Cultured meat to help solve climate change
Public advice on how to decrease our environmental impact has changed over the years. We know that taking shorter showers or turning off the lights when we leave a room isn’t enough. There’s increasing concern over foodborne viruses, environmental impact and factory farming. I don’t want to use this article to focus on the effect large-scale meat consumerism has on the environment. Instead, I want to look at how this subject is being addressed within the scientific community.
Lab-grown meat is the future of meat production. Scientists have discovered a way of producing real meat without killing animals. This is done by cell culture. The basic idea is, we can grow meat in vitro instead of inside the body. We would produce only the parts of the animal we want to eat, rather than farming entire animals, only to extract certain body parts.
Cell culture starts with stem cells, the basis for all organs and tissue in the body. They have two primary features: they can self-renew and they haven’t yet differentiated. Before a liver cell takes on its specific function, it was a stem cell. They have the potential of differentiating into any other cell. This multi-potential advantage has been applied in medicine. Now, tissue engineering is being developed for food production.
To make a beef burger from a cell, a stem cell is extracted from the cow’s muscle tissue. The cells are placed in a medium – fetal bovine serum – which allows the cells to multiply. When the cells stop proliferating, they differentiate. Gradually, the cells will link up to form filaments of muscle. Like any muscle, it needs to be exercised. The muscle tissue will naturally contract and bulk up. The end process gives several strands of muscle tissue, which are layered together to form a beef burger.
This isn’t simply layering muscle filaments. The taste, the look, the colour and the texture must also be considered. Now that there is no blood in the equation, the red colour must come from beetroot extract.
This project isn’t still on the drawing board, it has already been done. In 2013, the first in vitro hamburger grown from cow cells was unveiled by Mark Post. It was cooked and eaten on live television. Startups working on cultured meat are preparing the first commercial products.

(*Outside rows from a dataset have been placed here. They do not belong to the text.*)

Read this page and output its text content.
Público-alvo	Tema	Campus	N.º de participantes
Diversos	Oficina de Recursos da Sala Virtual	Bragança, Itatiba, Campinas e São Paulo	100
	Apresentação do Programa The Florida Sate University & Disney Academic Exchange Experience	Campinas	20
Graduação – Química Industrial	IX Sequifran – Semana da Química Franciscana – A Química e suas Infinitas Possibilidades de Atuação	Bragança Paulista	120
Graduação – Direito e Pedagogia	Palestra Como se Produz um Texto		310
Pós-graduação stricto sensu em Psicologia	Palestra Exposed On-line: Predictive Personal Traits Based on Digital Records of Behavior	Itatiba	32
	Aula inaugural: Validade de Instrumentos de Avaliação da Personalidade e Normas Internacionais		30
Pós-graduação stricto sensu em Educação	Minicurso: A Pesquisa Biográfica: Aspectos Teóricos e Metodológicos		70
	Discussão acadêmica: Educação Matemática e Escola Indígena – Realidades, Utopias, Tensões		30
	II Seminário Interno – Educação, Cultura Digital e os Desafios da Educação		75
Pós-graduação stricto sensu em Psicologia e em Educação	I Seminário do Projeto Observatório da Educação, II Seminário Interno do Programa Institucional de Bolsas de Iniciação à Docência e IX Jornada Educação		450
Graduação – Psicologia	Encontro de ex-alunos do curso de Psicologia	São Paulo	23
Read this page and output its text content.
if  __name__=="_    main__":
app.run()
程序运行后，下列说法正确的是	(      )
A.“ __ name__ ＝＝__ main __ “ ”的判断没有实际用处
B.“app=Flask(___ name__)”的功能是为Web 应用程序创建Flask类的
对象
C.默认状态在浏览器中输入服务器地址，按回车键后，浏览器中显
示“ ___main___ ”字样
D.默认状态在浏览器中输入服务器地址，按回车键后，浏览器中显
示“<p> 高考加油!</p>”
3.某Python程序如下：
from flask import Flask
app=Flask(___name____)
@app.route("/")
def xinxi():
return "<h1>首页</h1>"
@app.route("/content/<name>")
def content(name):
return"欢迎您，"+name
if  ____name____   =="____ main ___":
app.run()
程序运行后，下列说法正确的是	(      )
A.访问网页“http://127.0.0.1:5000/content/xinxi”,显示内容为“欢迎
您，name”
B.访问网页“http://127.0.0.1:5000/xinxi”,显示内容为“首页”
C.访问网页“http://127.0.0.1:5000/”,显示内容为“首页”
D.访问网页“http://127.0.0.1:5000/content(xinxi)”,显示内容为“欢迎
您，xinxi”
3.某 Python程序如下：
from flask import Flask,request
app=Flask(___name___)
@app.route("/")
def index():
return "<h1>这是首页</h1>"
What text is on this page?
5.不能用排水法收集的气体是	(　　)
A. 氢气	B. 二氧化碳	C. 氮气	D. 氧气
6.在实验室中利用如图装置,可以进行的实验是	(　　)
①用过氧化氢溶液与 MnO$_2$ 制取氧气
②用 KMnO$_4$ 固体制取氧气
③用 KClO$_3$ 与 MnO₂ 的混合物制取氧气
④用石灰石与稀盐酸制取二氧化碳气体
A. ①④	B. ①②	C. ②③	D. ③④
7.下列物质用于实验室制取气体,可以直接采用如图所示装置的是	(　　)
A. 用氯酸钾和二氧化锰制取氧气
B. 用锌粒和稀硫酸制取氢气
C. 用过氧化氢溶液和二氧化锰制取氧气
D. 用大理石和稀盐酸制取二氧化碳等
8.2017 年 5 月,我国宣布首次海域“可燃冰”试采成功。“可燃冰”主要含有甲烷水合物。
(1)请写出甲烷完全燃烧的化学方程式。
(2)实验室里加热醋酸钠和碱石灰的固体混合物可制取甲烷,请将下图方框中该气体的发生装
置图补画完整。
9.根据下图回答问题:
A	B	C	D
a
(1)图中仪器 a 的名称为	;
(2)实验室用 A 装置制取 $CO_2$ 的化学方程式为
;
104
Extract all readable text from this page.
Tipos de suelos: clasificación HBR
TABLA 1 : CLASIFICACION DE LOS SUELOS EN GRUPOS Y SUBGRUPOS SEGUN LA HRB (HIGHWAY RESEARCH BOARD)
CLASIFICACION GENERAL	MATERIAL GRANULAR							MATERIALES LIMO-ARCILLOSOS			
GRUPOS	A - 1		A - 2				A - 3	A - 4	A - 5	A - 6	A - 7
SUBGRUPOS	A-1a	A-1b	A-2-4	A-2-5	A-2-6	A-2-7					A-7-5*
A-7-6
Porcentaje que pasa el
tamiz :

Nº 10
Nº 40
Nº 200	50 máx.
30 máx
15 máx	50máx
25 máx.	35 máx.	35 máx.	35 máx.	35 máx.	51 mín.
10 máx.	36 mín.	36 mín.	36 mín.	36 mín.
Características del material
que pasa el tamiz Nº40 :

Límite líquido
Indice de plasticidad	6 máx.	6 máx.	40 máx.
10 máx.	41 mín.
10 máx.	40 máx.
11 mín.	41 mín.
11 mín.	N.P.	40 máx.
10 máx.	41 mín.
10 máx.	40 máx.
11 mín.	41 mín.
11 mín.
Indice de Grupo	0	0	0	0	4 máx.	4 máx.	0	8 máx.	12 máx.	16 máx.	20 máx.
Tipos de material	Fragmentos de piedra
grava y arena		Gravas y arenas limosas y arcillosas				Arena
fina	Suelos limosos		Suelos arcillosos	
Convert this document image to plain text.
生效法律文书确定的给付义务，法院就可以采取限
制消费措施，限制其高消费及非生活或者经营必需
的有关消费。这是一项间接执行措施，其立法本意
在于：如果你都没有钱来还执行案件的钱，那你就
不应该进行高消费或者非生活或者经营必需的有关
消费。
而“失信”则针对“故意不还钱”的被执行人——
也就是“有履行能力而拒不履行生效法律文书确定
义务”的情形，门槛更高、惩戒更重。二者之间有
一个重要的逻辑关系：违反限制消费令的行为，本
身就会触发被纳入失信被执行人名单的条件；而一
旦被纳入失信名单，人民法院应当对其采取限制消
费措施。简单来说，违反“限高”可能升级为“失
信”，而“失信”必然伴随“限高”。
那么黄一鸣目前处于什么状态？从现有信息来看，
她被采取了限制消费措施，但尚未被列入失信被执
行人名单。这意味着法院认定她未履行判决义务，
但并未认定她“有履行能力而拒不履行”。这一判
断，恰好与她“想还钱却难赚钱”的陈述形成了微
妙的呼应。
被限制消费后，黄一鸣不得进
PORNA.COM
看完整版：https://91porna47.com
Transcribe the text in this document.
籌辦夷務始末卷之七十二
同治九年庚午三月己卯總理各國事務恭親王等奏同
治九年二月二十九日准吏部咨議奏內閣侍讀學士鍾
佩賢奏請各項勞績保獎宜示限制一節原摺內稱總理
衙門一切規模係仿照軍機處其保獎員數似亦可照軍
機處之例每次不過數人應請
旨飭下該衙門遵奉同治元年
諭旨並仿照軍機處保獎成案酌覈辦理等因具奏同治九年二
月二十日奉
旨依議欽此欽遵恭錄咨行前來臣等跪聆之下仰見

SuperMeat is an Israeli startup, focusing on cultured chicken. I first started working on this project in 2016 and was lucky enough to meet and interview Shir Friedman, SuperMeat’s Vice President of marketing at the time. The startup can’t share their synthesis for intellectual property reasons. However, we know that the method is completely different to beef. We can imagine this simply from how they look – one is ground meat with overlaying strands of beef, compared to whole pieces of chicken breast or liver.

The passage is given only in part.